Eingeteilt ist das Ganze in drei große Kapitel: Kirchen entdecken, Architektur erleben, unterwegs ankommen. Da der Tourismus die Triebfeder des Projekts ist, hat man die regional aufgeteilten Objekte mit google-maps verlinkt, so dass man schnell unterwegs nach möglichen Zielen Ausschau halten kann. Auf diese Weise kann man, auch wenn man nicht speziell am modernen Kirchenbau interessiert ist und sich z.B. auf einer Städtereise mit vornehmlich historischen Kirchen befindet, manche Entdeckung in der Moderne machen. Wichtig sind zudem praktische Angaben wie Anschrift, Kontakte, Öffnungs- und Gottesdienstzeiten sowie Literaturhinweise für die vertiefte Befassung.
Keine bloßen Monumente, offen für Prozesse
Die Auswahl der Kirchengebäude wurde und wird durch ein interdisziplinär besetztes Kuratorium getroffen, zusätzlich werden Beraterinnen und Berater hinzugezogen. Neben den ausführlich vorgestellten Kirchen (Kategorie A) sollen auch Hinweise auf weitere lohnende hinzukommen (Kategorie B). Zunehmend werden auch Verluste bzw. Umnutzungen zu verzeichnen sein, insgesamt handelt es sich also um ein work in progress.
Wünschenswert wäre z.B. neben der Vorstellung der Architekten auch die der beteiligten Künstlerinnen und Künstler sowie in Einzelfällen auch der Promotoren seitens der Kirchen, die nicht selten die Inspirationen für außergewöhnliche Raumlösungen gaben.
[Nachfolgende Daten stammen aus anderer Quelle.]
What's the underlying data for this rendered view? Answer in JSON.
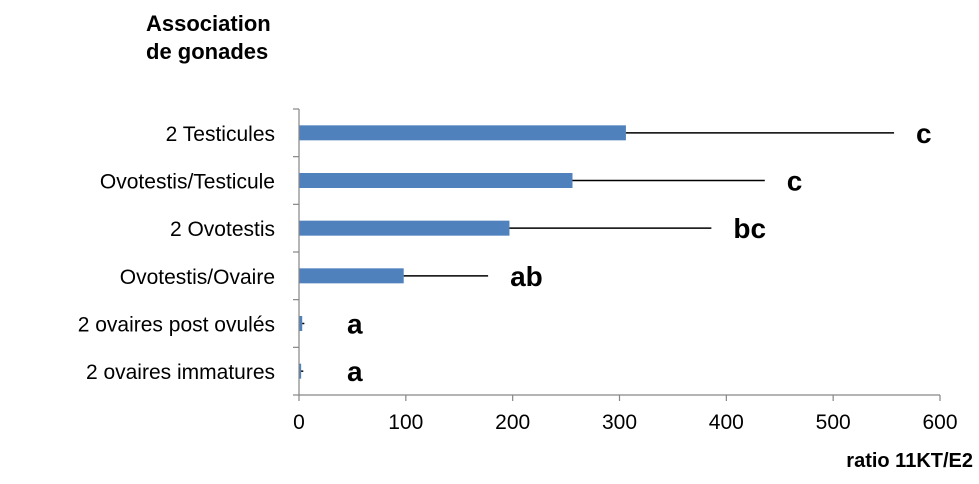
{
  "chart_data": {
    "type": "bar",
    "orientation": "horizontal",
    "title": "",
    "ylabel_lines": [
      "Association",
      "de gonades"
    ],
    "xlabel": "ratio 11KT/E2",
    "categories": [
      "2 Testicules",
      "Ovotestis/Testicule",
      "2 Ovotestis",
      "Ovotestis/Ovaire",
      "2 ovaires post ovulés",
      "2 ovaires immatures"
    ],
    "values": [
      306,
      256,
      197,
      98,
      3,
      2
    ],
    "error_upper": [
      557,
      436,
      386,
      177,
      5,
      4
    ],
    "significance_labels": [
      "c",
      "c",
      "bc",
      "ab",
      "a",
      "a"
    ],
    "xlim": [
      0,
      600
    ],
    "xticks": [
      0,
      100,
      200,
      300,
      400,
      500,
      600
    ],
    "grid": false,
    "legend": "none",
    "colors": {
      "bar": "#4f81bd",
      "axis": "#868686",
      "text": "#000000"
    }
  }
}
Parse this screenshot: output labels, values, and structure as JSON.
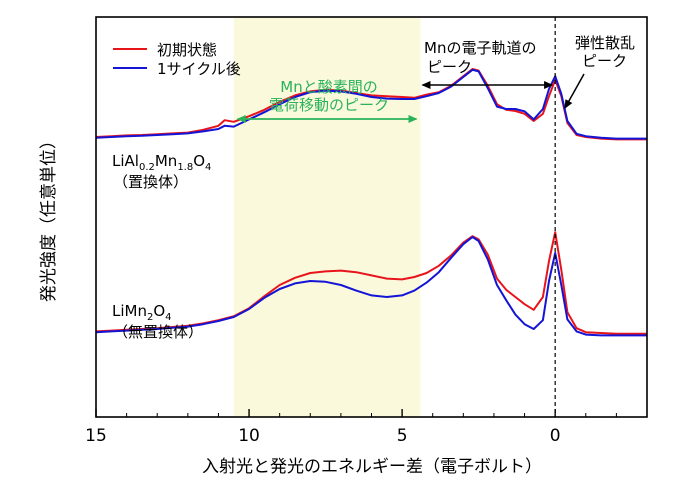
{
  "chart_data": {
    "type": "line",
    "xlabel": "入射光と発光のエネルギー差（電子ボルト）",
    "ylabel": "発光強度（任意単位）",
    "xlim": [
      15,
      -3
    ],
    "ylim": [
      0,
      1
    ],
    "x_ticks": [
      15,
      10,
      5,
      0
    ],
    "x_ticklabels": [
      "15",
      "10",
      "5",
      "0"
    ],
    "grid": false,
    "legend": {
      "position": "top-left",
      "entries": [
        {
          "label": "初期状態",
          "color": "#e8141c"
        },
        {
          "label": "1サイクル後",
          "color": "#1414d6"
        }
      ]
    },
    "shaded_region": {
      "x": [
        10.5,
        4.4
      ],
      "color": "#fbf9dc"
    },
    "annotations": {
      "mn_o_peak_line1": "Mnと酸素間の",
      "mn_o_peak_line2": "電荷移動のピーク",
      "mn_orbital_line1": "Mnの電子軌道の",
      "mn_orbital_line2": "ピーク",
      "elastic_line1": "弾性散乱",
      "elastic_line2": "ピーク",
      "sample1_formula": "LiAl0.2Mn1.8O4",
      "sample1_note": "（置換体）",
      "sample2_formula": "LiMn2O4",
      "sample2_note": "（無置換体）"
    },
    "annotation_colors": {
      "mn_o_peak": "#2ab25a",
      "default": "#000000"
    },
    "series": [
      {
        "name": "初期状態",
        "sample": "LiAl0.2Mn1.8O4",
        "color": "#e8141c",
        "x": [
          15,
          14.5,
          14,
          13.5,
          13,
          12.5,
          12,
          11.5,
          11,
          10.8,
          10.5,
          10,
          9.5,
          9,
          8.5,
          8,
          7.5,
          7,
          6.5,
          6,
          5.5,
          5,
          4.6,
          4.2,
          3.8,
          3.4,
          3.0,
          2.7,
          2.5,
          2.2,
          1.9,
          1.6,
          1.3,
          1.0,
          0.7,
          0.4,
          0.2,
          0,
          -0.2,
          -0.4,
          -0.7,
          -1.0,
          -1.5,
          -2.0,
          -2.5,
          -3.0
        ],
        "y": [
          0.7,
          0.702,
          0.704,
          0.705,
          0.707,
          0.709,
          0.711,
          0.718,
          0.728,
          0.742,
          0.738,
          0.752,
          0.768,
          0.788,
          0.804,
          0.814,
          0.818,
          0.816,
          0.81,
          0.804,
          0.802,
          0.8,
          0.798,
          0.806,
          0.812,
          0.828,
          0.852,
          0.87,
          0.866,
          0.828,
          0.782,
          0.768,
          0.765,
          0.758,
          0.74,
          0.758,
          0.802,
          0.843,
          0.802,
          0.735,
          0.705,
          0.7,
          0.696,
          0.694,
          0.694,
          0.694
        ]
      },
      {
        "name": "1サイクル後",
        "sample": "LiAl0.2Mn1.8O4",
        "color": "#1414d6",
        "x": [
          15,
          14.5,
          14,
          13.5,
          13,
          12.5,
          12,
          11.5,
          11,
          10.8,
          10.5,
          10,
          9.5,
          9,
          8.5,
          8,
          7.5,
          7,
          6.5,
          6,
          5.5,
          5,
          4.6,
          4.2,
          3.8,
          3.4,
          3.0,
          2.7,
          2.5,
          2.2,
          1.9,
          1.6,
          1.3,
          1.0,
          0.7,
          0.4,
          0.2,
          0,
          -0.2,
          -0.4,
          -0.7,
          -1.0,
          -1.5,
          -2.0,
          -2.5,
          -3.0
        ],
        "y": [
          0.698,
          0.7,
          0.702,
          0.703,
          0.705,
          0.707,
          0.709,
          0.714,
          0.72,
          0.728,
          0.726,
          0.744,
          0.762,
          0.782,
          0.8,
          0.812,
          0.816,
          0.814,
          0.808,
          0.8,
          0.796,
          0.795,
          0.795,
          0.802,
          0.81,
          0.826,
          0.85,
          0.868,
          0.864,
          0.822,
          0.776,
          0.77,
          0.77,
          0.764,
          0.744,
          0.77,
          0.82,
          0.852,
          0.808,
          0.74,
          0.708,
          0.702,
          0.698,
          0.696,
          0.696,
          0.696
        ]
      },
      {
        "name": "初期状態",
        "sample": "LiMn2O4",
        "color": "#e8141c",
        "x": [
          15,
          14.5,
          14,
          13.5,
          13,
          12.5,
          12,
          11.5,
          11,
          10.5,
          10,
          9.5,
          9,
          8.5,
          8,
          7.5,
          7,
          6.5,
          6,
          5.5,
          5,
          4.6,
          4.2,
          3.8,
          3.4,
          3.0,
          2.7,
          2.5,
          2.2,
          1.9,
          1.6,
          1.3,
          1.0,
          0.7,
          0.4,
          0.2,
          0,
          -0.2,
          -0.4,
          -0.7,
          -1.0,
          -1.5,
          -2.0,
          -2.5,
          -3.0
        ],
        "y": [
          0.214,
          0.216,
          0.218,
          0.22,
          0.222,
          0.225,
          0.228,
          0.234,
          0.242,
          0.252,
          0.272,
          0.302,
          0.33,
          0.348,
          0.36,
          0.364,
          0.366,
          0.362,
          0.354,
          0.346,
          0.344,
          0.35,
          0.36,
          0.378,
          0.404,
          0.436,
          0.452,
          0.444,
          0.406,
          0.346,
          0.318,
          0.3,
          0.282,
          0.268,
          0.3,
          0.39,
          0.462,
          0.368,
          0.262,
          0.222,
          0.212,
          0.21,
          0.208,
          0.208,
          0.208
        ]
      },
      {
        "name": "1サイクル後",
        "sample": "LiMn2O4",
        "color": "#1414d6",
        "x": [
          15,
          14.5,
          14,
          13.5,
          13,
          12.5,
          12,
          11.5,
          11,
          10.5,
          10,
          9.5,
          9,
          8.5,
          8,
          7.5,
          7,
          6.5,
          6,
          5.5,
          5,
          4.6,
          4.2,
          3.8,
          3.4,
          3.0,
          2.7,
          2.5,
          2.2,
          1.9,
          1.6,
          1.3,
          1.0,
          0.7,
          0.4,
          0.2,
          0,
          -0.2,
          -0.4,
          -0.7,
          -1.0,
          -1.5,
          -2.0,
          -2.5,
          -3.0
        ],
        "y": [
          0.212,
          0.214,
          0.216,
          0.218,
          0.22,
          0.223,
          0.226,
          0.232,
          0.24,
          0.25,
          0.27,
          0.298,
          0.32,
          0.334,
          0.34,
          0.338,
          0.33,
          0.316,
          0.304,
          0.3,
          0.304,
          0.316,
          0.336,
          0.362,
          0.398,
          0.432,
          0.45,
          0.44,
          0.394,
          0.33,
          0.292,
          0.256,
          0.232,
          0.22,
          0.242,
          0.34,
          0.41,
          0.33,
          0.244,
          0.214,
          0.206,
          0.204,
          0.204,
          0.204,
          0.204
        ]
      }
    ]
  }
}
Dann würde auch deutlicher, dass Kirchenbauten niemals bloße Monumente sind, sondern Ergebnisse von Prozessen, die mit der Einweihung nicht abgeschlossen sind, sondern fortdauern.
Schlummernde Potenziale entdecken
Damit ist die „Straße der Moderne“ auch eine Einladung an die Ortsansässigen, die schlummernden Potenziale der modernen Kirchenräume über ihre liturgischen Funktionen hinaus zu entdecken und im Sinne einer offenen Gastfreundschaft zu entwickeln – nicht zuletzt zum eigenen Vorteil.
Albert Gerhards ist emeritierter Professor für Liturgiewissenschaft an der Universität Bonn.